The Emirate can’t push the Islamic State or al-Qaeda over its borders as that will doom relations with Iran, Pakistan, China, or the Central Asian republics. And a civil war between the Taliban and the trans-national Islamists will warm hearts in Washington and Brussels but will continue the over 40 years of violence that has blighted Afghanistan since the Saur Revolution in 1978.
The best way forward is to keep the Islamic State et al. boxed in, which may require intelligence sharing and cooperation with the neighbors and the U.S. to secure the country for pipelines, powerlines, irrigation canals, and railroads. And if Afghanistan is secure internally against groups like al-Qaeda, so much the better for the region.
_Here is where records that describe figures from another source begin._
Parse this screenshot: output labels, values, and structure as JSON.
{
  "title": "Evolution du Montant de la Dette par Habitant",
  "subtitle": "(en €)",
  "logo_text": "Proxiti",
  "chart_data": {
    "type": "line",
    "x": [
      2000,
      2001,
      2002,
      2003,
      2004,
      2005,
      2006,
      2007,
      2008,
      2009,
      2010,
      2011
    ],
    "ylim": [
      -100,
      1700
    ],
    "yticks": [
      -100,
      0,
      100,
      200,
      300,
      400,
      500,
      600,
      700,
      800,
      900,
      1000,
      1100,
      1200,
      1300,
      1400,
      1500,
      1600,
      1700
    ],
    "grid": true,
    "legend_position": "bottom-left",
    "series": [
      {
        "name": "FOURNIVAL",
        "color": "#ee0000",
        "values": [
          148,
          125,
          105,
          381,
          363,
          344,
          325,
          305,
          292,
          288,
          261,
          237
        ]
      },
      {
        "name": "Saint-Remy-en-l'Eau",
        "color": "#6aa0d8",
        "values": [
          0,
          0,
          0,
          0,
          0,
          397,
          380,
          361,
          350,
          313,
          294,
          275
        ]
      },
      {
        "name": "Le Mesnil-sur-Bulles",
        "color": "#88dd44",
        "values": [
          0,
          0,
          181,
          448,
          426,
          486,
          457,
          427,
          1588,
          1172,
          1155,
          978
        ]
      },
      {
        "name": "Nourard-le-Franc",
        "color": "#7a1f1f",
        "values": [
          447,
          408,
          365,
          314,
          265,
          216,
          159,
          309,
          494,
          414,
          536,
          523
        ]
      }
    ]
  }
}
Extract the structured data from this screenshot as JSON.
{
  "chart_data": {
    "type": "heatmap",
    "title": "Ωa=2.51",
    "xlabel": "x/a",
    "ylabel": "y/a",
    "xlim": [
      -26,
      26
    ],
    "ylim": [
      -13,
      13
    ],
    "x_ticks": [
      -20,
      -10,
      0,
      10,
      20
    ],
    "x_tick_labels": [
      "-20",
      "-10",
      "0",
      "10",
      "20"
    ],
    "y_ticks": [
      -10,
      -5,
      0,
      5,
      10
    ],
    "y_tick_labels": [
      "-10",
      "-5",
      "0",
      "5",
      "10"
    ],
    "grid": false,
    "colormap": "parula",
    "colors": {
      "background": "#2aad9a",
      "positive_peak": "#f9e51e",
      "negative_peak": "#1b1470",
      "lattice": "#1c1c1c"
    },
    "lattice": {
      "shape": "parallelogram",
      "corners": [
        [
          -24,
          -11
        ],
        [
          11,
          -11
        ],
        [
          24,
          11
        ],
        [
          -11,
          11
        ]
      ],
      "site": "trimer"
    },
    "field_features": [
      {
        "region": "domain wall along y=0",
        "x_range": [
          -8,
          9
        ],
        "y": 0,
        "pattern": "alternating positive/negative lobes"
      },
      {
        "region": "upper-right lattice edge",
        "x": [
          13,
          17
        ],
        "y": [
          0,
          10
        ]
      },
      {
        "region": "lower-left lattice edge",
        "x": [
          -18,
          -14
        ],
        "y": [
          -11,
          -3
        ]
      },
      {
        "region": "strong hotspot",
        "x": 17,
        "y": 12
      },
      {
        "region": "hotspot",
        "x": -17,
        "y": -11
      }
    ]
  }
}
Afghanistan, the “heart of Asia,” may become a security provider of sorts for the region if it succeeds in stifling groups like the Islamic State and al-Qaeda. But real progress will follow when it constructively engages with Central Asia republics, Iran, and Pakistan on critical concerns such as climate change and water management. Afghanistan is claiming a larger share of the waters that originate in its territory by building the Qosh Tepa canal, which has raised concerns in Uzbekistan and Turkmenistan which are plagued by water scarcity.
In March, Foreign Minister Bakhtiyor Saidov of Uzbekistan led a delegation to Kabul to meet the Emirate’s leaders. According to the Emirate, the Uzbek side pledged support for Qosh Tepa and agreed to send a technical team to support the project, and agreed to accept the Emirate’s ambassador. (The Qosh Tepa canal recently suffered a leak reportedly due to a failure of the canal walls that resulted in flooding of a 30 square kilometer area.)
Kabul’s key asset is its location but it needs to make a positive contribution to the region by being a good neighbor. The Emirate can signal its good intentions by supporting the Uzbek technical team and petitioning to join the Interstate Commission for Water Coordination of Central Asia so it can join part the region’s governance structures.